The results, although not extremely soft, were indeed a good deal softer than I had any reason to expect. Veering from my standard practice, I knitted two small stockinette swatches that I left unwashed and attached to the corners of the “real” swatches for ongoing tactile comparison.
Even with the mix of under- and outercoats, and the subsequent slightly hairy surface, stitch definition is quite clear in the comparatively complex Japanese pattern that I decided would be interesting to try out.
(Japanese pattern book, I think the one with 300 patterns, must go look it up. #164.)
I also purchased, but have not yet spun, a carded batt of Icelandic Leadersheep wool. This is because I liked the color, and I like the Leadersheep. A lot. (Here’s a 9-minute video. If that’s not enough, part 2 has another 9 minutes.)
Looking forward to this one.
I’ve already shared the Plötulopi swatches.
No, I didn’t go to Greenland, but the Greenlanders came to Iceland for the conference and brought wool with them. Greenlandic sheep are closely related to Icelandic sheep, because that’s where a lot of their bloodlines originated.
Nice yarn, great texture, lofty, promising durability.
My patterned swatch. . . .
(Barbara Walker 2, German Herringbone Rib, p. 124.)

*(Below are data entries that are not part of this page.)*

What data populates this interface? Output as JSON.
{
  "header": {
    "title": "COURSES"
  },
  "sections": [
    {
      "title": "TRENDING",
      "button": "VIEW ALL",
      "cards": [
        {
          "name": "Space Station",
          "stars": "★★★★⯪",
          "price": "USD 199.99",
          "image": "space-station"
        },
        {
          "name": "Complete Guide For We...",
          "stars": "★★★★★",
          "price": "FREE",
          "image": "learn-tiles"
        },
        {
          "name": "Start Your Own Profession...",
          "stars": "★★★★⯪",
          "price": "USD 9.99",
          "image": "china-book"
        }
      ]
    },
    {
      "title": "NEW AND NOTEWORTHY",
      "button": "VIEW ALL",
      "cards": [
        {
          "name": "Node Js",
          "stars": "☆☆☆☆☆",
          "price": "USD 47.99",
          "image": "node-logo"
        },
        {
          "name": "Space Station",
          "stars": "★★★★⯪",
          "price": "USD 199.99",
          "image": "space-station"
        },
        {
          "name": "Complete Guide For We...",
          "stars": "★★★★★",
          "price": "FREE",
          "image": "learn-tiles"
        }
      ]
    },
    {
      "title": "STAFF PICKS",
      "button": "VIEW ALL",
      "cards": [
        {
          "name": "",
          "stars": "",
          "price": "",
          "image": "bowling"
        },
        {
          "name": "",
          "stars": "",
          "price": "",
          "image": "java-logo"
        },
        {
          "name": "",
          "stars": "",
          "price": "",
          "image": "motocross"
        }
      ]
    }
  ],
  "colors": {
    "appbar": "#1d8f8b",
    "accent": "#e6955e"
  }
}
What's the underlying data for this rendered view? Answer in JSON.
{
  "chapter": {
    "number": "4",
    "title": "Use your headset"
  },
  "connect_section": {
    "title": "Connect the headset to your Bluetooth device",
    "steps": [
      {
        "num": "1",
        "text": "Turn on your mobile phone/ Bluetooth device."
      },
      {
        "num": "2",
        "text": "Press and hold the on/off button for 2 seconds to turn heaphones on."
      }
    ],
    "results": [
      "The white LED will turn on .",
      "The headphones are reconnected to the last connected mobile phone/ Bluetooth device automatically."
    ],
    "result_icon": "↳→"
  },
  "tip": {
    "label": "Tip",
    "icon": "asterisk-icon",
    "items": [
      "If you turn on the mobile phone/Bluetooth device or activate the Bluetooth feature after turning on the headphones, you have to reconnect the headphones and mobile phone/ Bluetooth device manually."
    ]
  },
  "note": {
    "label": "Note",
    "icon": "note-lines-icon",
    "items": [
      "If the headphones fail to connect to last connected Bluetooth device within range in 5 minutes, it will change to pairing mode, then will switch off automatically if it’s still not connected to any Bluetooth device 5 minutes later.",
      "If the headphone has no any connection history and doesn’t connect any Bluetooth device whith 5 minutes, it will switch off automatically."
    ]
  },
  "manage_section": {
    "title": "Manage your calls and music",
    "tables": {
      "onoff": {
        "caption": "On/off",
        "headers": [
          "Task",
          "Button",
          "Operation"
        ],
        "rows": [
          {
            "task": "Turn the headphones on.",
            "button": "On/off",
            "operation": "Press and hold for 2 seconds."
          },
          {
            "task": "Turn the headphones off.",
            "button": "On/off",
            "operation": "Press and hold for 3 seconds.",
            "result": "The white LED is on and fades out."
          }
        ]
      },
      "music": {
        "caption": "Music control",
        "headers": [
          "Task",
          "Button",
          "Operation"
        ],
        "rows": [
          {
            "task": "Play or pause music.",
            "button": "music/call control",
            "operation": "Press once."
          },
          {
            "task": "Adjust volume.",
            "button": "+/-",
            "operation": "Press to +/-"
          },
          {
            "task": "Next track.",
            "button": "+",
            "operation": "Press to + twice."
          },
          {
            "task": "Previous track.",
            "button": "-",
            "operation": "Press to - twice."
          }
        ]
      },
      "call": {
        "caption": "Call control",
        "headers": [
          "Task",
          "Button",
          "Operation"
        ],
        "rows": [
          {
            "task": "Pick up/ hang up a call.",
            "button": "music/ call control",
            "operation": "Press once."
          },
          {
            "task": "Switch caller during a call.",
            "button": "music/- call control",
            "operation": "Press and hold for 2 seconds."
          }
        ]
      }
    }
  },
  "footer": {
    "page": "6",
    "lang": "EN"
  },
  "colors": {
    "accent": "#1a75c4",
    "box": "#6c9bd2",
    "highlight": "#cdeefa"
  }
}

And then I got my copy of Cat Bordhi’s new Versatildes e-book, and what was handiest was the Greenlandic yarn and appropriate needles, so I made a tiny-tilde swatch from it, too.
I watched this book germinate and grow and am glad to now have a copy on my hard drive to play with further.
Jamieson & Smith in Shetland has a new yarn, which is a worsted-spun aran-weight. They’ve previously had a woolen-spun yarn in this weight. It may be a little confusing for a while that there are two J&S aran yarns, spun from differently prepared fibers, but I’m glad they’re giving us options—especially worsted-spun ones.
I like this new yarn a lot. The colors relate to those in the worsted-spun fingering-weight Heritage yarns.
The introductory swatch, the stockinette one, is in one of the packets I posted back, but not one with fleece in it that needed to be washed so it hasn’t surfaced yet (first things first). But I took a photo of it in transit. I think. I don’t recognize that background. It does match the one below, so . . . even though the color doesn’t quite match, this is it. . . .
Here’s where I played with it in pattern, because I did this after I got home.
(Barbara Walker 1, Twin Leaf Lace, p. 210b.)
Now. Thinking about woolen-spun and worsted-spun, I decided on a demonstration project, replacing color alternations with yarn alternations. I would have worked with woolen- and worsted-spun natural white fingering-weight yarn except that the whites didn’t quite match. Ella Gordon at Jamieson & Smith helped me get two greens that came in the same color and I began my experiment, using Martina Behm’s “Leftie” pattern. (“Leftie” is a fun pattern. I’m knitting it now with color contrasts out of Wensleydale. It’s the right combination of interesting-but-not-too-interesting that’s ideal for travel knitting. Thanks to Sarah Anderson for demonstrating its value in this regard while we were teaching at Fibre-East.)
That photo is why I know this is all Shetland yarn, including the image above of the worsted-spun aran. Of the two green balls, the one with the beige band is the worsted-spun and the one with the white band is woolen.
While it was possible to see the distinctions between the two yarns, I wasn’t getting exactly the effect that I wanted.
So I altered the pattern slightly, making the leaf sections (contrasting color in the original pattern) a similar width to the intermediary sections, and started over. The effect shows up most clearly when the shawl is held up to the light, but in person you can see and feel the subtle differences even without backlighting.
I finished the woolen/worsted shawl while I was in Iceland and took the photo just above with the unblocked fabric held up against the window of the apartment where a group of us stayed in Reykjavik. It’s blocked now, and I’ll post a photo of it some month (or year), but right now it’s probably buried under some of the multi-dozen fleeces I’m sorting, labeling, washing, and preparing to transport to Friday Harbor, Washington.
And it’s time to get back to that work.
But . . . if you haven’t encountered Barb Parry’s book, Adventures in Yarn Farming, it’s delightful. I’ve had it for a while but only read it once I got home.